So I was reading Slashdot yesterday when I came across a link to this article which is basically a crash course in writing super small programs using assembly language (nasm in Linux). I was completely in awe of their acquired 45 byte executable and took it upon myself to learn the basics of assembly.

My first attempt was to write a hello world (the article writes a 45 byte executable that just returns the number 42). That worked super well and was as easy as I thought, so I decided to play around with a couple of more system calls and write a program that sends hello world to a file in /tmp/. There were a few errors that I came across, so I got some help from the friendly guys in #asm on freenode IRC and figured out the last part. Here is the code, and after it is an explanation of the two parts the screwed me up.

; tiny.asm
BITS 32
		org		0x08048000

	ehdr:                                       ; Elf32_Ehdr
		db			0x7F, "ELF", 1, 1, 1, 0         ;   e_ident
		times		8 db      0
		dw			2                               ;   e_type
		dw			3                               ;   e_machine
		dd			1                               ;   e_version
		dd			_start                          ;   e_entry
		dd			phdr - $$                       ;   e_phoff
		dd			0                               ;   e_shoff
		dd			0                               ;   e_flags
		dw			ehdrsize                        ;   e_ehsize
		dw			phdrsize                        ;   e_phentsize
		dw			1                               ;   e_phnum
		dw			0                               ;   e_shentsize
		dw			0                               ;   e_shnum
		dw			0                               ;   e_shstrndx
  
	ehdrsize		equ		$ - ehdr
  
	phdr:                                       ; Elf32_Phdr
		dd			1                               ;   p_type
		dd			0                               ;   p_offset
		dd			$$                              ;   p_vaddr
		dd			$$                              ;   p_paddr
		dd			filesize                        ;   p_filesz
		dd			filesize                        ;   p_memsz
		dd			5                               ;   p_flags
		dd			0x1000                          ;   p_align
  
	phdrsize		equ	$ - phdr

_data:
		msg		db		"Hello, World!", 0xa
		len		equ   $ - msg
		file		db		"/tmp/test.out", 0x0

_start:
		; create the file /tmp/test.out
		mov		eax, 5
		mov		ebx, file
		mov		ecx, 66
		int		0x80

		; save the file descriptor
		mov		ebx, eax

		; set read/write permissions on the file
		mov		eax, 94
		mov		ecx, 0x1ff
		int		0x80

		; write the string to the file
		mov		eax, 4
;		mov		ebx, 1			; uncomment this to print to stdout instead
		mov		ecx, msg
		mov		edx, len
		int		0x80

		; close the file
		mov		eax, 6
		int		0x80

		; exit
		mov		eax, 1
		mov		ebx, 0
		int		0x80

filesize			equ	$ - $$

You can build and execute this yourself straight from Linux command line if you have nasm installed by saving it as tiny.asm and executing “nasm -f bin -o a tiny.asm && chmod +x a”. I have the ELF headers embedded directly into the assembly and we use ZERO external libraries so there is no linking needed. In fact, since pretty much everything executed is system calls, you can then run strace on the resultant executable (named “a”) and it will give you a pretty nice dump of exactly what it does.

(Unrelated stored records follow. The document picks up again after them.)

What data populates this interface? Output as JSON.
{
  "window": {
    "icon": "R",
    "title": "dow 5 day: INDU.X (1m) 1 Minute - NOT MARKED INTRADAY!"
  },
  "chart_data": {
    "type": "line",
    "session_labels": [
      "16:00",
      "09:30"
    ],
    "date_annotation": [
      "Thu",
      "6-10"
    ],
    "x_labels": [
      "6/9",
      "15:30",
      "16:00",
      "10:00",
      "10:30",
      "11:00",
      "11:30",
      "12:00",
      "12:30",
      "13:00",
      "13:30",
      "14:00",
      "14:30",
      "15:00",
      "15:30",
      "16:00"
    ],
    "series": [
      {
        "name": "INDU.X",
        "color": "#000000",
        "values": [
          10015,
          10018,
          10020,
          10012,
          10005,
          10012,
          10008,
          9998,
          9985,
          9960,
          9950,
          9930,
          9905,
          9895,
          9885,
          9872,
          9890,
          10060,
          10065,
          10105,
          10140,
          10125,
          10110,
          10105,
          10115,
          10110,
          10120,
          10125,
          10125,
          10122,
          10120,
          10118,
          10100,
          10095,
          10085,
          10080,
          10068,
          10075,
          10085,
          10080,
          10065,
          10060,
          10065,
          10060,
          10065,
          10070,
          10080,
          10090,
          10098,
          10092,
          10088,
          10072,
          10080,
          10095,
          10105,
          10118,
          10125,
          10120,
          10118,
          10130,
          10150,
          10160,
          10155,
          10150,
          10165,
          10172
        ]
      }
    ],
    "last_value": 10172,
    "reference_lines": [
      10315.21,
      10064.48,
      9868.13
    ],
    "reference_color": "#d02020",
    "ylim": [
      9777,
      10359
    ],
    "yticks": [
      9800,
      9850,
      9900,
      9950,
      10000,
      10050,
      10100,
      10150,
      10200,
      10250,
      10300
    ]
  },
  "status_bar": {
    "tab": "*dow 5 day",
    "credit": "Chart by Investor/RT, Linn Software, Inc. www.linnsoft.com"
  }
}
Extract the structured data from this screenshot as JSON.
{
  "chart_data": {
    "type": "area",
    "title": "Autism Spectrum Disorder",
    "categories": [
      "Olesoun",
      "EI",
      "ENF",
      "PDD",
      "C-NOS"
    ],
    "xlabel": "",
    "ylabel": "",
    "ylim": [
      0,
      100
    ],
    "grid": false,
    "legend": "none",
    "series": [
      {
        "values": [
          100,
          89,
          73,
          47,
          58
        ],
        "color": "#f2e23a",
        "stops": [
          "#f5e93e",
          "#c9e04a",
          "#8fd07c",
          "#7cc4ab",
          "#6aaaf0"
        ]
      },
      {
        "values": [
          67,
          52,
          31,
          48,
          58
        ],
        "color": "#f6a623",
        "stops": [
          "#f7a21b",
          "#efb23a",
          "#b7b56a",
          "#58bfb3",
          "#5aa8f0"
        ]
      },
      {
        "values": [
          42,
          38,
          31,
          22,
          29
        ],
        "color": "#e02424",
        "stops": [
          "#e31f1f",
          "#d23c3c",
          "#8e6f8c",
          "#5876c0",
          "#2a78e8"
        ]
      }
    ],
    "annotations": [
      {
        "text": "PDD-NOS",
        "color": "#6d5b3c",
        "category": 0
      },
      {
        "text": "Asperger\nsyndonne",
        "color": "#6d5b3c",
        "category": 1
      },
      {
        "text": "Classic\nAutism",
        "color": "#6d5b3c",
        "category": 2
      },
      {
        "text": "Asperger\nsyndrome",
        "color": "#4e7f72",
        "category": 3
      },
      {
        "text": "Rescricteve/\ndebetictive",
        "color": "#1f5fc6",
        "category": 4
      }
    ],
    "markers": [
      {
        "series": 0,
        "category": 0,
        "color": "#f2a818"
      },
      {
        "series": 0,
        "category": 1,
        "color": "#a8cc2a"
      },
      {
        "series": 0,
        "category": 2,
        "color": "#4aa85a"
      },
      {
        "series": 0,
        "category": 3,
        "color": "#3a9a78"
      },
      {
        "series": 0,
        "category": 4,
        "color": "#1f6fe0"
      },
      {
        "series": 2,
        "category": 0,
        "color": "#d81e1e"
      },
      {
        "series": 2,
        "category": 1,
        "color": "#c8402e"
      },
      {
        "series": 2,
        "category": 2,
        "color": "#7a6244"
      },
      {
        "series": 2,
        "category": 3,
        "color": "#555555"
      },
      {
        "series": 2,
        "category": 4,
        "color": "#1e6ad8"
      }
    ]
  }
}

The first thing that kind of tripped me up was when I created the file, it creates by default with no permission flags set at all. To fix this, I added an fchmod call right after I opened the file. The hex value I pass to as the second parameter (ecx) is just the hex value for 777 permissions. That set the permissions right but originally when I went to write to the file it still wouldn’t write. Thanks to the IRC help I figured out that when I was opening the file, I was opening with O_CREATE (62) when what I really wanted to do was open it with O_CREATE | O_RDWR so that I could write to it as well, so I changed the mode parameter of the call to open to 64 instead of 62 et voila, it works!

Hope you enjoy and maybe it’ll help somebody else out who is trying to write to a file with assembly in Linux.